Monday, April 25, 2005

Considering (ID3) tags

I've had occasion to be thinking about certain types of metadata recently. Actually, that's a somewhat pretentious and jargon-y way of stating it. To be both more precise and more colloquial--always a good combination--I've been working on tagging my digital music collection. Some of my findings and experience are doubtless specific to digital music or to my personal requirements and priorities, but I think much of it probably applies more broadly.

For example, why tags in the first place? Well, because there's a bloody lot of data--songs and other sound clips in this case. As a result, while you may want to make hand-crafted playlists for some situations, for your day-to-day background music you might well want the computer to do some of the work. And that means tagging the songs with relevant characteristics that an be mainpulated with some relatively simple rules to create playlists. The analogies aren't perfect with other sorts of media, but, in both cases, neither totally manual selection nor completely unaided computer search are completely effective.

I'll go into the specifics of what I've done and what I'm doing with my music collection in a future post. However, let's first consider some of the more general characteristics of such a scheme. I wish I could pretend that this was a top-down analysis. In reality, it's more like trial and error--and is still ongoing. Be that as it may:
  • Eschew unnecessary complexity. With multiple thousands of songs et al. in my database, each additional field could mean a lot of work entering data. If that field isn't going to be used effectively to create playlists consider ommiting it.
  • Automation is our friend. To the degree that a utility or your jukebox program can auto-fill a field, that's a big win. For example, J. River Media Center, which I use, can populate an "Intensity" field and a "Beat" field.
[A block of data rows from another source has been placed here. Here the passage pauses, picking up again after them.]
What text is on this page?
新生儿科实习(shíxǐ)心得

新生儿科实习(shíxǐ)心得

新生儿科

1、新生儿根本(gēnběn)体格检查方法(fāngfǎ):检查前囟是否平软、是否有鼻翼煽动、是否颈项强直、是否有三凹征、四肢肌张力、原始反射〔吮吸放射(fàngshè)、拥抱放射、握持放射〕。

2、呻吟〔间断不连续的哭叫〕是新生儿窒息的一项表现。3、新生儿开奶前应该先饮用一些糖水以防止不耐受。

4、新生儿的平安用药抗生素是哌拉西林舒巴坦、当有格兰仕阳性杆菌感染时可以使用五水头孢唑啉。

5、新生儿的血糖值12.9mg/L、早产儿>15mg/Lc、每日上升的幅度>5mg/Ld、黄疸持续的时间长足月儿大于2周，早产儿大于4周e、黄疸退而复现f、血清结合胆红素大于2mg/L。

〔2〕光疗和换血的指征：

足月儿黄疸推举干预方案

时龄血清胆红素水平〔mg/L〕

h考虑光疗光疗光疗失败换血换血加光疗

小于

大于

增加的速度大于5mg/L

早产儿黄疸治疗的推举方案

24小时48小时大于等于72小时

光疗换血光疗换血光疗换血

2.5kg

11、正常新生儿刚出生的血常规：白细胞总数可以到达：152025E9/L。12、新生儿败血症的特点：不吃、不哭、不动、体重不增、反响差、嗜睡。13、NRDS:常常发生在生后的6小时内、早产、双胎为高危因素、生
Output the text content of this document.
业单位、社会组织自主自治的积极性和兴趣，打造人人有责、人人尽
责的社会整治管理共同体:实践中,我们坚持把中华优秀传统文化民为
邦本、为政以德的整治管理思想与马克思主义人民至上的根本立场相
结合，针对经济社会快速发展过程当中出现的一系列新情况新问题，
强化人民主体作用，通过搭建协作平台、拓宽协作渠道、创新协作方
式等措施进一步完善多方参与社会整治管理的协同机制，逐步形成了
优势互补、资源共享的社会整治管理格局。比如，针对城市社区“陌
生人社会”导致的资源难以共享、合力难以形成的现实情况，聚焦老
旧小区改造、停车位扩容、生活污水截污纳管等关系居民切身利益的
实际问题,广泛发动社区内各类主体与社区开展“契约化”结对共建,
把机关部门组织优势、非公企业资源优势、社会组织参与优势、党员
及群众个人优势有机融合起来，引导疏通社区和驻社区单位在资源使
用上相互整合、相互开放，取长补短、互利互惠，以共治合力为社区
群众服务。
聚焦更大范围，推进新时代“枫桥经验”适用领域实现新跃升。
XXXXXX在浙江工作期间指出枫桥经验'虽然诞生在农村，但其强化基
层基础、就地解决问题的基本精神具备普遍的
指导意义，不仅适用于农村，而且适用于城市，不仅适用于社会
Even though I've found that these computer-generated fields correspond only modestly to my personal perceptions of these attributes, they're essentially "free."
  • Build off the "standard" ID3 tagging infrastructure as much as possible. Unfortunately, once you get beyond the standard artist, album, etc. fields (that is, the truly stanardized ID3 tags), programs start having a lot of trouble interchanging the information. Even the seemingly standardized "Rating" tag isn't. My J. River Media Center can interchange rating information with my iPod, but a lot of tag editors don't seem to see the rating tags that it generates. Thus, for example, if you want to create a "subgenre" tag, you may want to consider keeping the standard "genre" tag and using something like an existing "keywords" field to hold the subgenre data.
  • Use fields that you can fill consistently, meaningfully, and without too much mental effort for each choice. For example, I've been toying with a "Mood" or "Situation" field but have had trouble filling in entries in a consistent way that I could then meaningfully use to build a playlist.
  • For anything like genre, subgenre, mood, etc., draw out a taxonomy or set of choices that you intend to use. Modify as required but at least you have a starting point.
Anyway, that was my retroactively arrived at starting point. More specifics coming.

1 comment:

Anonymous said...

Interesting article. I have the exact same problem in terms of Subgenres (Hip-Hop: gangsta rap, southern, NYC alternative rap etc.)